In probabilistic topic models, a hierarchical topic structure has been proven as useful for many tasks, including text categorization, text summarization, and aspect extraction [3, 12, 18, 22], because such a model can provide much explainable information with desirable granularity. Furthermore, explicitly modeling the hierarchical patterns allows us to learn more interpretable topics and clearly show the main topics of a corpus in a hierarchical structure, rather than the traditional word cloud. An example of topic hierarchy is shown in Figure 1. Such a hierarchy can be used to sharpen a user’s understanding of the text content.

Fig. 1
figure 1

Topics inferred by our model from the 20NEWS dataset [20]. We present five most representative words for each topic and manually label these topics

Although several probabilistic topic models have been proposed to extract the hierarchical topic structure of a corpus [3, 12], the Markov chain Monte Carlo (MCMC) method [25] they employed for inference is quite time-consuming and is impractical to train for a large-scale dataset. Recently, TSNTM [11] is developed to model the topic hierarchy based on the neural variational inference (NVI) framework with good scalability, but the topic hierarchy extracted by TSNTM is not reasonable enough because the DRNN it applied is unsuitable to discover hierarchical semantics.

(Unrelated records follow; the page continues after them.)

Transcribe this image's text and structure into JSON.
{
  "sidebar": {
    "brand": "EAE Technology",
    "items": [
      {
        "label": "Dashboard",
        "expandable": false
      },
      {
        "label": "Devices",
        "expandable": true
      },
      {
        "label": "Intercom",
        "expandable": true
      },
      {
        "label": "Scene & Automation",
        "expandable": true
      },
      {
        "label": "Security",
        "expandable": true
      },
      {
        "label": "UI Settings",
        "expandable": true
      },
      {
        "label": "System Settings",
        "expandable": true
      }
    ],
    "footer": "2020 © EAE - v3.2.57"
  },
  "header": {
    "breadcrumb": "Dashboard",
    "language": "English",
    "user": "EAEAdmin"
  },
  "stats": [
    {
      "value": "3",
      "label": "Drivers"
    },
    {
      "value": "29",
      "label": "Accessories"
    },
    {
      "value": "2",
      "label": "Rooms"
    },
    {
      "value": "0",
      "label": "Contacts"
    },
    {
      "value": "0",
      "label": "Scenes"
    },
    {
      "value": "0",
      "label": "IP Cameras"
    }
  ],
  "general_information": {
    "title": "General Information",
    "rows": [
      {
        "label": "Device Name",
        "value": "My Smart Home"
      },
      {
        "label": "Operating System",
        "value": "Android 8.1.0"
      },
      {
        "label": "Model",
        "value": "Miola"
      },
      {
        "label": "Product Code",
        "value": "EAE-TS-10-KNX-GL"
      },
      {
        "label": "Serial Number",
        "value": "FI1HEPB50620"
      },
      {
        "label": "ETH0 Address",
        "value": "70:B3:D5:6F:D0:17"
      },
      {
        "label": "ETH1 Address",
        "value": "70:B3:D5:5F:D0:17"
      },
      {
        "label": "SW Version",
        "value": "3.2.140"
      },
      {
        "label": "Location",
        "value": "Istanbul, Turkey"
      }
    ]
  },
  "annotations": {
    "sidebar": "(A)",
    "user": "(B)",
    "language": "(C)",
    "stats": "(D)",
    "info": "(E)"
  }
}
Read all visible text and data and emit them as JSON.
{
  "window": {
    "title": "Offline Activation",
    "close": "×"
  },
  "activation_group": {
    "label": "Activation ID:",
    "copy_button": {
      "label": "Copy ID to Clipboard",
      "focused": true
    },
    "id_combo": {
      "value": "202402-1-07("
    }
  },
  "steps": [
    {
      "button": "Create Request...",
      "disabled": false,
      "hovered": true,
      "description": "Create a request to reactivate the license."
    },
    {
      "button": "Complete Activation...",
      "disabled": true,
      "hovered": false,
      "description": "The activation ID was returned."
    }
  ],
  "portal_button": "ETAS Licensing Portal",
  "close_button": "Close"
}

In this paper, we also focus on grouping documents into reasonable hierarchies based on NVI. With the rapid development of neural networks, it is possible to employ multi-level latent variables and obtain a hierarchical model. But few methods explicitly model the dependency among different layers and get interpretable hierarchical latent variables, e.g., topics, which is largely due to the weak interpretability of neural networks. Latent variables inside the network can hardly be displayed explicitly, so modeling the hierarchy of them is very difficult. To address this issue, we propose a novel NVI based method called hierarchical neural topic model (HNTM)Footnote 1 for hierarchical topic modeling with a pyramid-shaped structure. The model can also extract a tree-shaped structure by adding two constraints.

To enhance the robustness of our HNTM, we also incorporate a manifold regularization term to the NVI framework. Generally, manifold learning assumes that the points connected to each other should be as close as possible after dimensionality reduction. As a result, we introduce Laplacian Eigenmap [1] as a regularization term to make the related documents as similar as possible in the topic distribution at the document level. To summarize, our main contributions are as follows:

  • We propose HNTM, a novel NVI based model for hierarchical topic modeling, which outperforms the existing models in several widely adopted metrics with much fewer computation costs.

  • We introduce the manifold regularization into the NVI framework with the aim of making nearby document pairs have similar latent topic representations, which reduces the impact of noisy words and enhances the robustness of HNTM.

The rest of this paper is organized as follows. In Section 2, we introduce related work about hierarchical topic models and neural topic models. In Section 3, we present our model, introduce the network structure, and describe the regularization terms. In Section 4, we present empirical results and compare HNTM with baseline methods. In Section 5, we conclude the paper with discussions and future directions.

2 Related work

After proposing the classical LDA model [4], Blei et al. [3] extended it to a hierarchical version called HLDA by introducing a nested Chinese restaurant process (nCRP). Given a certain depth, HLDA constructs a topic tree through Gibbs sampling. However, each document in HLDA is generated by the topics along a single path of the tree, so the ancestor topic and its offspring topic generate the document together, making the hierarchical relation unclear. To overcome the weakness of single path sampling, Kim et al. [12] proposed a recurrent CRP (rCRP), which enables a document to have a distribution over the entire topic tree with unbounded depth and width. Experiments indicated that rCRP achieved remarkable performance in hierarchical topic modeling. However, the aforementioned sampling based methods suffer from the limitation of data scalability.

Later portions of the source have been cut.